Pourquoi n’entend-on pas plus souvent en concert les œuvres de Witold Lutosławski ? Commandé par Witold Rowicki et son Orchestre philharmonique de Varsovie pour célébrer la renaissance de la Pologne après la Seconde Guerre mondiale, son Concerto pour orchestre est une partition majuscule, dans laquelle il se hisse au Panthéon des compositeurs : ce chef-d'œuvre tient à la fois de Béla Bartók (pour sa virtuosité orchestrale, la musique nocturne de son deuxième mouvement, sa manière de donner à entendre un « folklore imaginaire » à partir de mélodies traditionnelles de son pays), d'Igor Stravinsky (dans sa dimension néo-baroque, visible notamment dans les titres des mouvements, dans ses rythmes implacables et son orchestration en strates) et de Dimitri Chostakovitch (avec son recours à une « Passacaglia » sombre et le motif ré-mi bémol-do-si de sa « Toccata », qui n’est autre que la signature D-S-C-H du compositeur russe).

Marta Gardolińska en répétition avec l’Orchestre national de Lyon © Sarah Brun
Marta Gardolińska en répétition avec l’Orchestre national de Lyon
© Sarah Brun

Au milieu de cette saison 2025-26 qui met la Pologne à l’honneur, l’Auditorium-Orchestre national de Lyon a intelligemment choisi de programmer cet ouvrage et a surtout eu la riche idée d’en confier la direction à une cheffe d’orchestre dont c’est la langue maternelle : d’un bout à l’autre de la partition, Marta Gardolińska montre une aisance impressionnante dans la gestion des tempos et des dynamiques, faisant ressortir la forme générale avec une grande clarté. Connue en France en tant que directrice musicale de l’Opéra national de Nancy-Lorraine, cette cheffe possède un bras solide, capable de verrouiller un tempo en un clin d’œil, mais aussi une vraie variété expressive du geste. Sa battue s’assouplit parfois au niveau du poignet pour apporter du lyrisme, ou se réduit à une étincelle du bout de la baguette pour cultiver la vivacité magique d’un passage scherzando. C’est admirable car précis, juste, toujours au service du texte et des musiciens face à elle.

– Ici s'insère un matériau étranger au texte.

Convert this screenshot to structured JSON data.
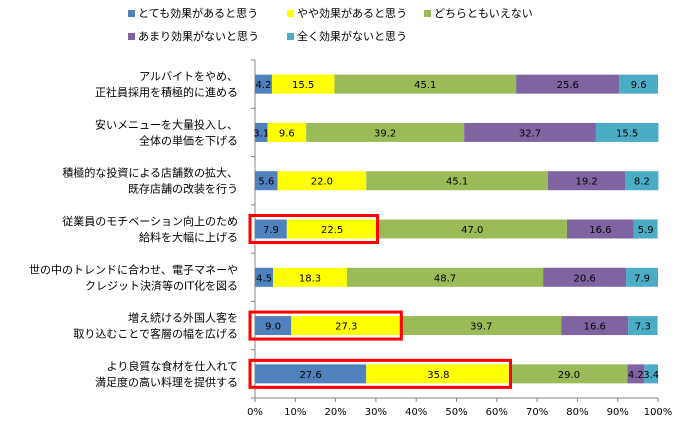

Sous cette direction efficace, les troupes lyonnaises se montrent appliquées dans cette partition redoutable : les bois se relaient sans accroc et chantent magnifiquement dans le très beau deuxième mouvement, les cuivres sont implacables, les percussions colorent l’ensemble en s’intégrant parfaitement au discours… Seules les cordes semblent parfois manquer de cohésion ou de caractère : les premiers violons connaissent ainsi un début de deuxième mouvement scabreux, et les contrebasses paraîtront bien quelconques dans l’exposé du thème de la « Passacaglia ». Mais la cheffe a peut-être sa part de responsabilité : Gardolińska a tendance à battre systématiquement tous les temps de la mesure et sa main gauche assume trop peu souvent une expressivité détachée de la droite, ce qui empêche parfois sa lecture de se transformer en incarnation.

Thomas Zehetmair, Marta Gardolińska et l’Orchestre national de Lyon © Sarah Brun
Thomas Zehetmair, Marta Gardolińska et l’Orchestre national de Lyon
© Sarah Brun

La première partie avant l’entracte avait d’ailleurs été moins aboutie : en ouverture de concert, la « Polonaise » extraite d’Eugène Onéguine a été livrée sans élan, transmettant un caractère plus militaire que dansant. Quant au Deuxième Concerto pour violon de Karol Szymanowski, il est paru bien moins clair que le Concerto pour orchestre de Lutosławski ; mais c’est peut-être aussi dû d’une part à l’écriture de la partition (Szymanowski livrant un discours parfois très – trop ? – riche en lignes secondaires) et d’autre part à la prestation un peu crispée de Thomas Zehetmair. Le violoniste autrichien a semblé lutter dans la longue et difficile cadence au cœur de l’ouvrage, avant de se montrer étonnamment peu disponible dans les nombreux dialogues que le compositeur lui confie avec les bois…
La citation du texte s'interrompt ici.